Sunday, July 1, 2007

Little bit of information on Canibus-Lupus.
Wolf, my native sign..........





The wolf was once a much maligned animal. In the western world, people feared and hated wolves, and this legacy is reflected in stories such as Little Red Riding Hood and The Boy Who Cried Wolf. In these popular children's tales the wolf is made out to be a marauder and a killer of livestock and people.
There is some basis for The Boy Who Cried Wolf, for wolves have killed cattle and sheep. But what of Little Red Riding Hood? There are no records of wolves killing humans in Canada or the United States. Yet, when wolves were spotted near rural communities, fear used to grip the populace. Over time this has become less prevalent. Today, many people know that scientists studying wolves have lived very close to dens where there were pups without being attacked. They have even taken pups from a den without being molested. The parents have usually run away, returning later only to take their young to a more private den or to a rendez-vous site (a place where the pack meets).Wolf pups are usually born in a den that, in coniferous forests and on tundra, is commonly dug in a type of soil that lends itself to digging, such as in an esker (caused by glacial meltwater) or similar area. In mixed forest areas the den may be located in an old pine stump or rock crevice. The pack usually remains at the whelping den for a month or more unless it is disturbed.





The pups remain at whelping dens for approximately two weeks. When they begin to move around outside, another member of the pack may sometimes babysit while the parents go hunting. Occasionally, the pups are left alone for a day or longer at a time. By mid-autumn they are travelling with the pack and participating in hunting and other pack activities.The howling of a wolf pack is one of the most awe-inspiring wilderness sounds.
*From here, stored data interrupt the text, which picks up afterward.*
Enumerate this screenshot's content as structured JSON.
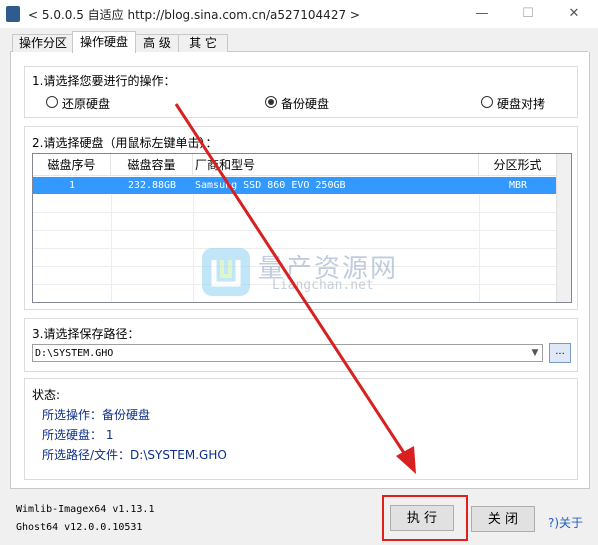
{
  "window": {
    "title": "< 5.0.0.5 自适应 http://blog.sina.com.cn/a527104427 >",
    "minimize_icon": "minimize-icon",
    "maximize_icon": "maximize-icon",
    "close_icon": "close-icon",
    "minimize_glyph": "—",
    "maximize_glyph": "☐",
    "close_glyph": "✕"
  },
  "tabs": [
    {
      "label": "操作分区",
      "active": false
    },
    {
      "label": "操作硬盘",
      "active": true
    },
    {
      "label": "高 级",
      "active": false
    },
    {
      "label": "其 它",
      "active": false
    }
  ],
  "operation": {
    "heading": "1.请选择您要进行的操作：",
    "options": [
      {
        "label": "还原硬盘",
        "checked": false
      },
      {
        "label": "备份硬盘",
        "checked": true
      },
      {
        "label": "硬盘对拷",
        "checked": false
      }
    ]
  },
  "disk": {
    "heading": "2.请选择硬盘（用鼠标左键单击）：",
    "columns": [
      "磁盘序号",
      "磁盘容量",
      "厂商和型号",
      "分区形式"
    ],
    "rows": [
      {
        "index": "1",
        "size": "232.88GB",
        "model": "Samsung SSD 860 EVO 250GB",
        "partition": "MBR",
        "selected": true
      }
    ]
  },
  "path": {
    "heading": "3.请选择保存路径：",
    "value": "D:\\SYSTEM.GHO",
    "browse_label": "..."
  },
  "status": {
    "heading": "状态:",
    "lines": [
      "所选操作：备份硬盘",
      "所选硬盘：  1",
      "所选路径/文件：D:\\SYSTEM.GHO"
    ]
  },
  "footer": {
    "wimlib": "Wimlib-Imagex64 v1.13.1",
    "ghost": "Ghost64 v12.0.0.10531",
    "execute_label": "执 行",
    "close_label": "关 闭",
    "about_label": "?)关于"
  },
  "watermark": {
    "cn": "量产资源网",
    "en": "Liangchan.net"
  },
  "colors": {
    "selection": "#3399ff",
    "status_text": "#0d2f88",
    "annotation_red": "#e02020"
  }
}
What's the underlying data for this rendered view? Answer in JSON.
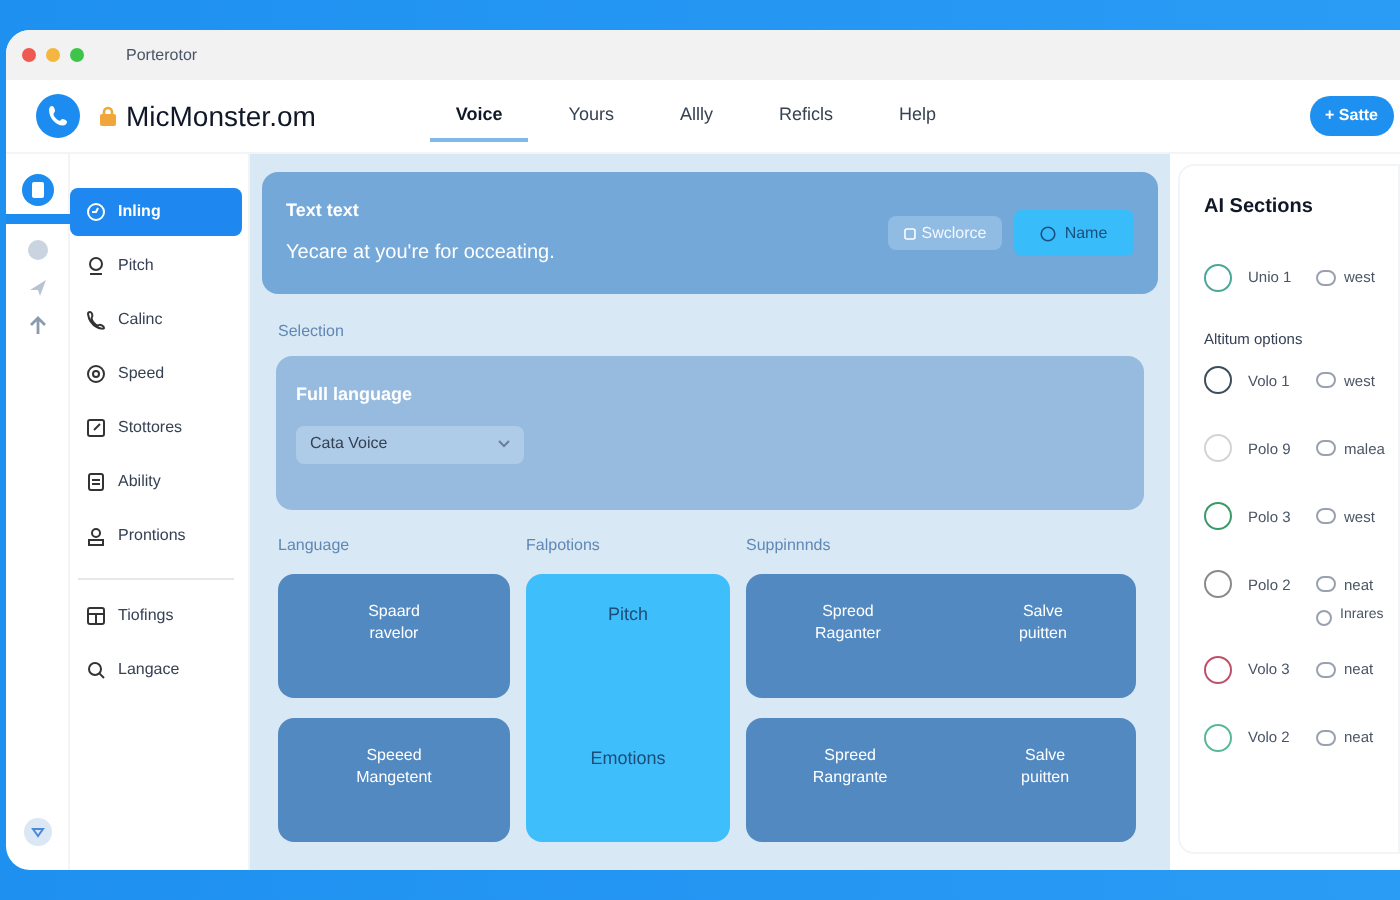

It is a form of communication among wolf packs.




Wolves often howl spontaneously at a rendezvous site. This howling may be a form of "song-fest," for the wolves apparently enjoy it. In one instance, a pack of arctic wolves separated from some pups by a fast-flowing river howled frequently for several hours. As they did so, the pups moved anxiously along the river bank. This howling seemed to be a form of calling or coaxing. Howling by a pack may also be a way of warning other packs to keep away from occupied territory and may serve to separate packs.



Wolves are not to be feared. If you come around a corner and see this, chances are he's crapped his pants at the sight of a human and ran before your brain can even register what you just saw. Then, he's gone...........

3 comments:

MyUtopia said...

great post!

cj said...

Renae -

I found you via myutopia, and thanks to her for that. I'm definitely going to be bookmarking your blog.

Wolves are amazing creatures, in my book. Unfortunately, people still panic over the possibility they might be in the area. Here in the UP of Michigan, we've had them killed, despite their (at the time) protected status.

Thanks for the information. Hopefully it will help someone to a better understand of these majestic creatures.

cjh

Dan said...

I love wolves. My wife and I visited a wolf sanctuary in Alaska some years ago. They were lovely.

And in a zoo in NJ we listened to one male wolf cry for his deceased wife for hours. It was almost unbearable to listen to. Beautiful creatures.